May 25, 2016
When you think of sustainable energy, what comes to mind? For most people, solar and wind power would top the list, but many may not realize that sustainable energy can also be generated from on-farm plant matter and animal waste. Many farmers are already using this method, called “bioenergy”, which is produced from a variety of perennial plants (“biomass) that are used as a feed stock for energy and fuel production.
Through the U.S. Department of Agriculture’s (USDA) Biomass Crop Assistance Program (BCAP), farmers can receive funding to offset some of the costs of establishing and producing crops like switch grass and willow for bioenergy production.
On May 23, 2016, USDA announced that BCAP funding has resumed for farmers and foresters growing and harvesting biomass for renewable energy and bio-based products. For fiscal year (FY) 2016, $3 million is available through the program.

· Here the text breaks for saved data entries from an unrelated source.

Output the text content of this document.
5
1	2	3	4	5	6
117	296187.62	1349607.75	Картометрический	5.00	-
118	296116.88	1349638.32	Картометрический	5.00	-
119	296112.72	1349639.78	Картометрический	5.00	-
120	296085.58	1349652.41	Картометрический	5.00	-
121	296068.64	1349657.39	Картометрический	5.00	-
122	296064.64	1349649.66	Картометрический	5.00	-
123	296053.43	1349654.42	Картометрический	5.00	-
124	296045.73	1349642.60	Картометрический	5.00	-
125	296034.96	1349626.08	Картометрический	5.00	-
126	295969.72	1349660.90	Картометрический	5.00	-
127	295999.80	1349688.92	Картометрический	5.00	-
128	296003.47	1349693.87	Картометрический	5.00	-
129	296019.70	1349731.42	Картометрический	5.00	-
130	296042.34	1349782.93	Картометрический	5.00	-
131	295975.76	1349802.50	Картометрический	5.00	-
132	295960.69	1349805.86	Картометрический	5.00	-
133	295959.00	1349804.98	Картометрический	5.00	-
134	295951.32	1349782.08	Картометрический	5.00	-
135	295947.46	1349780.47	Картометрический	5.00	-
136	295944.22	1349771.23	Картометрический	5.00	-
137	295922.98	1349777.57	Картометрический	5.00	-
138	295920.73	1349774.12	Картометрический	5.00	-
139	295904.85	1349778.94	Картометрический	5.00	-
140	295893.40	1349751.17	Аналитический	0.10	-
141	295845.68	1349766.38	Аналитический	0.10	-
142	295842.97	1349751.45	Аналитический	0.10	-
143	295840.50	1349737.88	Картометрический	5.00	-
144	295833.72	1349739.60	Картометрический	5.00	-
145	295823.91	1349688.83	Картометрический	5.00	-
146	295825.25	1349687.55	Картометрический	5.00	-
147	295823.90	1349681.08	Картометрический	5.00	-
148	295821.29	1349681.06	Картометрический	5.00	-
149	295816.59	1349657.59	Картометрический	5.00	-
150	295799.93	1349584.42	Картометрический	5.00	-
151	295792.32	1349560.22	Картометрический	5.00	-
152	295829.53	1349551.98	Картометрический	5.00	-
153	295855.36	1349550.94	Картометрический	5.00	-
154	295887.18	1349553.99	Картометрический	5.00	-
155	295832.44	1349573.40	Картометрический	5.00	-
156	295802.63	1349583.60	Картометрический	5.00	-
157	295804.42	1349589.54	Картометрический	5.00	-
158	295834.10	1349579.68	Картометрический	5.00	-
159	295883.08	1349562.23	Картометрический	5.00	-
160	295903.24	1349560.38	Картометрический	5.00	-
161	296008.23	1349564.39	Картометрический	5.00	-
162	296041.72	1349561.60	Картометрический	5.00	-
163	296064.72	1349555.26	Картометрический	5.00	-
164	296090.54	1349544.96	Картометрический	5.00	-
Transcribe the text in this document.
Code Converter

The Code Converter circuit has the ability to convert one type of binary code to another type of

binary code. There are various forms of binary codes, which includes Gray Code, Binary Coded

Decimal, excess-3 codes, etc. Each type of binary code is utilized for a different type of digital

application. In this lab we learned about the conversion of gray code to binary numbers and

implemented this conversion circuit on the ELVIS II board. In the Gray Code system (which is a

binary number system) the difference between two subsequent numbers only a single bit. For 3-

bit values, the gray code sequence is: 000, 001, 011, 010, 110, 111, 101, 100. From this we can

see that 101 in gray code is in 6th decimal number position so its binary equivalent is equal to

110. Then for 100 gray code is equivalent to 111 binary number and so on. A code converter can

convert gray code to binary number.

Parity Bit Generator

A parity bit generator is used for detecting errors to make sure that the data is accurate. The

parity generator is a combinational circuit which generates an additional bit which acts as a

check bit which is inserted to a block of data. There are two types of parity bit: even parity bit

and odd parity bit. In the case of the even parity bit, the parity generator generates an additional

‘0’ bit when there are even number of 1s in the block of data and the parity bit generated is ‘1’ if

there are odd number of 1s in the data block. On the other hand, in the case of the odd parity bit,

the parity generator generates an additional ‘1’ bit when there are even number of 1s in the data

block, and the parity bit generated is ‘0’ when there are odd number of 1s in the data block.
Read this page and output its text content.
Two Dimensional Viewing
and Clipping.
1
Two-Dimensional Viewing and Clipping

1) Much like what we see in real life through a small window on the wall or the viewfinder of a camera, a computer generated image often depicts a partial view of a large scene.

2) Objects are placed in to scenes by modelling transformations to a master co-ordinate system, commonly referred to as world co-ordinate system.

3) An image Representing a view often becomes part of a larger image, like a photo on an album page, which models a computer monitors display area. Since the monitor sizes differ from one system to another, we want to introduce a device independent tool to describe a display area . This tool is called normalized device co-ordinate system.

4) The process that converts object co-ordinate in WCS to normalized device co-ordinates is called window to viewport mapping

Bioenergy production facilities that are interested in accepting biomass from producers must register with USDA by June 6.
Farmers, ranchers, and forest owners who fall within the following two existing project areas may enroll between June 15 and September 13. Enrollment can be completed through your local FSA office:
Farmers and foresters looking for incentives to remove biomass residues from fields or national forests for delivery to energy generation facilities can apply between June 15 and August 4, 2016. Payments are provided at a cost-share match of $1:$1, up to $20 per dry ton. Eligible residues include corn residue, diseased or insect-infested wood materials, and orchard waste.
Removing too much residue from a field can result in diminished soil health, increased erosion, and impaired water quality, so producers who are interested in collecting, storing, and transporting residues should work closely with the Natural Resources Conservation Service (NRCS) to implement a comprehensive conservation plan.
Appropriations for FY 2017
The proposed Senate and House appropriations bills for FY 2017 are poised to slash farm bill mandatory funding for BCAP by a staggering 88 percent, from $25 million to $3 million. The same budget reduction, or “CHIMP-ing” (changes in mandatory program spending), was made to BCAP last year in the FY 2016 final appropriations bill.
Farm bill funding levels, also known as “mandatory” funding levels, are the purview of the Agriculture Committees, not the Appropriations Committees. The FY 2017 funding level for BCAP was already decided in the 2014 Farm Bill, and therefore should not be undone by appropriators, whose job is to allocate discretionary funding, not to rewrite legislation and change farm bill mandatory funding decisions.
NSAC will track and report on the outcomes of appropriations negotiations as the process continues.